Van Doorn’s head was at forty-five degrees to the floor. He kicked his legs out and scrambled but his boots couldn’t gain purchase on anything solid.

Baby gnawed at the twine on Trasker’s wrists, freeing them.

Trasker manouevred himself into a standing position, grabbed a hammer and crashed it down on Van Dorn’s left leg, then his right. The screams were unholy. Trasker trembled momentarily. Killing people is hard. Then he remembered what he had seen next door. You never knew with these guys. They were on a mission.

Trasker took the Russian’s pistol and moved swiftly forward, leaning down and shooting him in the temple. “That’s for Hazel,” he said. The man’s brains oozed into the petrol and the blood left a spray on Trasker’s anorak. He stepped across the corpse and went to the garage, returning to roll up the Russian’s remains in a tarpaulin stiff from cold. It was hard to manipulate. Trasker’s fingers were encrusted with blood. Once wrapped, he tied up the six foot package with rope.

“Bye, bye, Boris,”said Trasker, stepping over the funerary parcel. “If I’d have known you were coming I’d have baked a cake.”

He looked briefly to his right, to Hazel’s house, and blessed himself. He gathered Baby, that one-time lost orphaned soul, and thanked his lucky stars for the dog’s numinous presence as he ruffled his fur and hugged him and buried his head into his cradling body for saving his life. “Oh Baby Bear, Baby Bear,” he cried.

He pressed the Off button on the generator.

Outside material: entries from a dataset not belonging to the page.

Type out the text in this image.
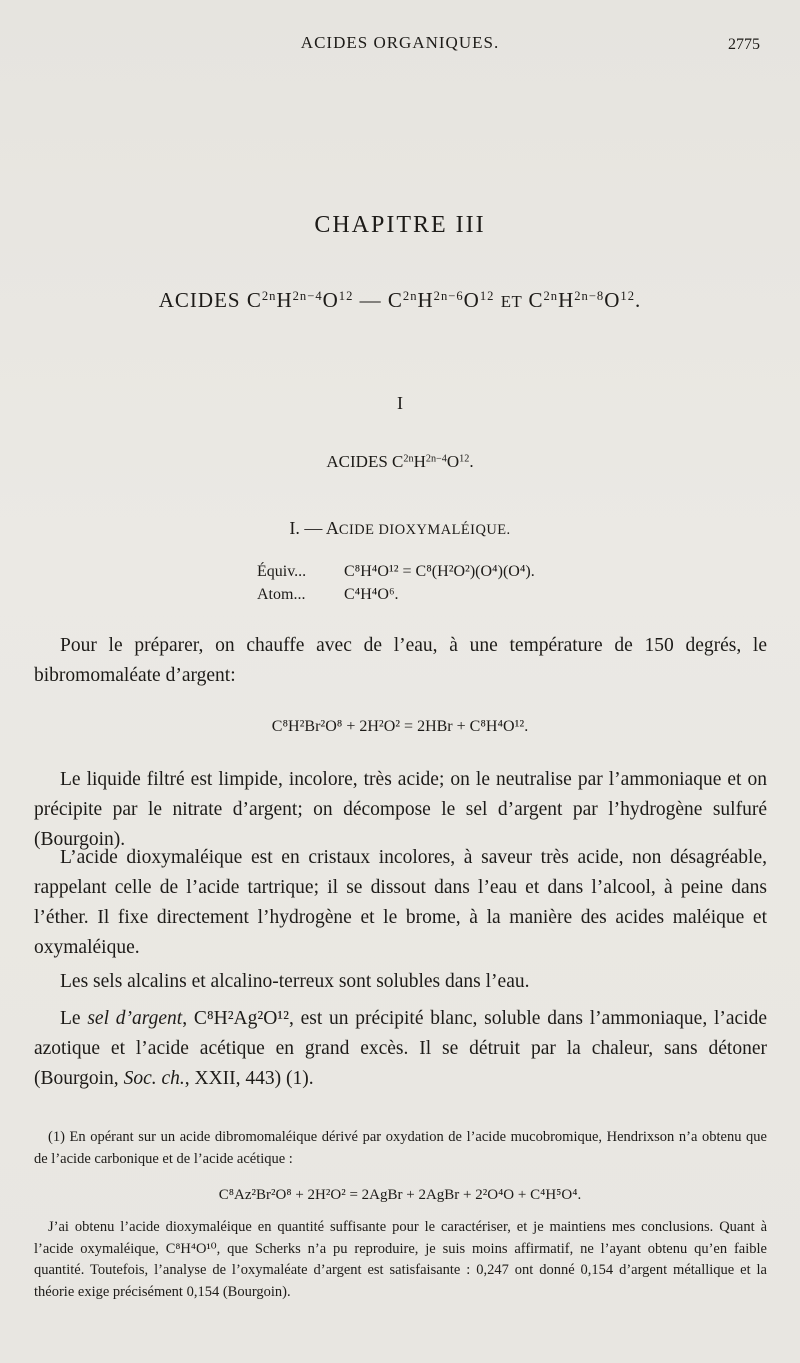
ACIDES ORGANIQUES.	2775
CHAPITRE III
ACIDES $C^{2n}H^{2n-4}O^{12}$ — $C^{2n}H^{2n-6}O^{12}$ ET $C^{2n}H^{2n-8}O^{12}$.
I
ACIDES $C^{2n}H^{2n-4}O^{12}$.
I. — ACIDE DIOXYMALÉIQUE.
Équiv... C⁸H⁴O¹² = C⁸(H²O²)(O⁴)(O⁴).
Atom... C⁴H⁴O⁶.
Pour le préparer, on chauffe avec de l’eau, à une température de 150 degrés, le bibromomaléate d’argent:
C⁸H²Br²O⁸ + 2H²O² = 2HBr + C⁸H⁴O¹².
Le liquide filtré est limpide, incolore, très acide; on le neutralise par l’ammoniaque et on précipite par le nitrate d’argent; on décompose le sel d’argent par l’hydrogène sulfuré (Bourgoin).
L’acide dioxymaléique est en cristaux incolores, à saveur très acide, non désagréable, rappelant celle de l’acide tartrique; il se dissout dans l’eau et dans l’alcool, à peine dans l’éther. Il fixe directement l’hydrogène et le brome, à la manière des acides maléique et oxymaléique.
Les sels alcalins et alcalino-terreux sont solubles dans l’eau.
Le sel d’argent, C⁸H²Ag²O¹², est un précipité blanc, soluble dans l’ammoniaque, l’acide azotique et l’acide acétique en grand excès. Il se détruit par la chaleur, sans détoner (Bourgoin, Soc. ch., XXII, 443) (1).
(1) En opérant sur un acide dibromomaléique dérivé par oxydation de l’acide mucobromique, Hendrixson n’a obtenu que de l’acide carbonique et de l’acide acétique :
C⁸Az²Br²O⁸ + 2H²O² = 2AgBr + 2AgBr + 2²O⁴O + C⁴H⁵O⁴.
J’ai obtenu l’acide dioxymaléique en quantité suffisante pour le caractériser, et je maintiens mes conclusions. Quant à l’acide oxymaléique, C⁸H⁴O¹⁰, que Scherks n’a pu reproduire, je suis moins affirmatif, ne l’ayant obtenu qu’en faible quantité. Toutefois, l’analyse de l’oxymaléate d’argent est satisfaisante : 0,247 ont donné 0,154 d’argent métallique et la théorie exige précisément 0,154 (Bourgoin).
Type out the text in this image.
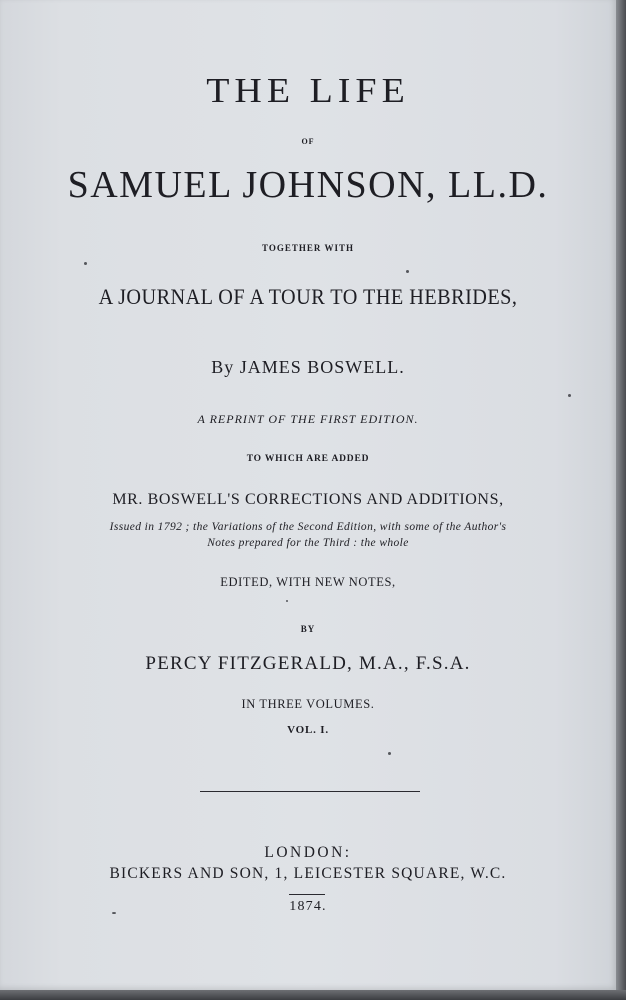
THE LIFE
OF
SAMUEL JOHNSON, LL.D.
TOGETHER WITH
A JOURNAL OF A TOUR TO THE HEBRIDES,
By JAMES BOSWELL.
A REPRINT OF THE FIRST EDITION.
TO WHICH ARE ADDED
MR. BOSWELL'S CORRECTIONS AND ADDITIONS,
Issued in 1792 ; the Variations of the Second Edition, with some of the Author's
Notes prepared for the Third : the whole
EDITED, WITH NEW NOTES,
BY
PERCY FITZGERALD, M.A., F.S.A.
IN THREE VOLUMES.
VOL. I.
LONDON:
BICKERS AND SON, 1, LEICESTER SQUARE, W.C.
1874.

He put torches, essential foods, dog kibble, camping gas, the wind-up radio and bottled water into his North Face backpack. He had the Russian’s pistol and knife as well as his own rifle. He focused his torch on the ordnance survey map and checked his route. All the back roads, side roads, laneways were there to be followed as he plotted his path. He calculated it would take two nights, resting during daylight hours.

He locked up the house. Although, when all was said and done, what was the point? They’re already here. Still, best not to invite them in.

The distant harbour was ink black. The familiar girdle of lights that once encircled the area was gone but the sky was stitched with stars. Bonfires flamed on either end of the seafront. It was Christmas Eve. No bells rang.

Trasker shifted his harness and hoicked the rifle to sit more comfortably adjacent to his backpack and began his hike, Baby Bear at his side.

“Things can begin again, when this is over and they’re all gone,” Trasker assured Baby. The dog snuffled and looked straight ahead as the landscape stretched before them, dissolving into a fixity of black.

Trasker hummed N17. It was strangely festive.

His boots were soundless on the gravel track. He squinted at shadows.  A man and his dog padding quietly on a thirty-mile trek to the Bens. The night swallowed them. Everything went dark.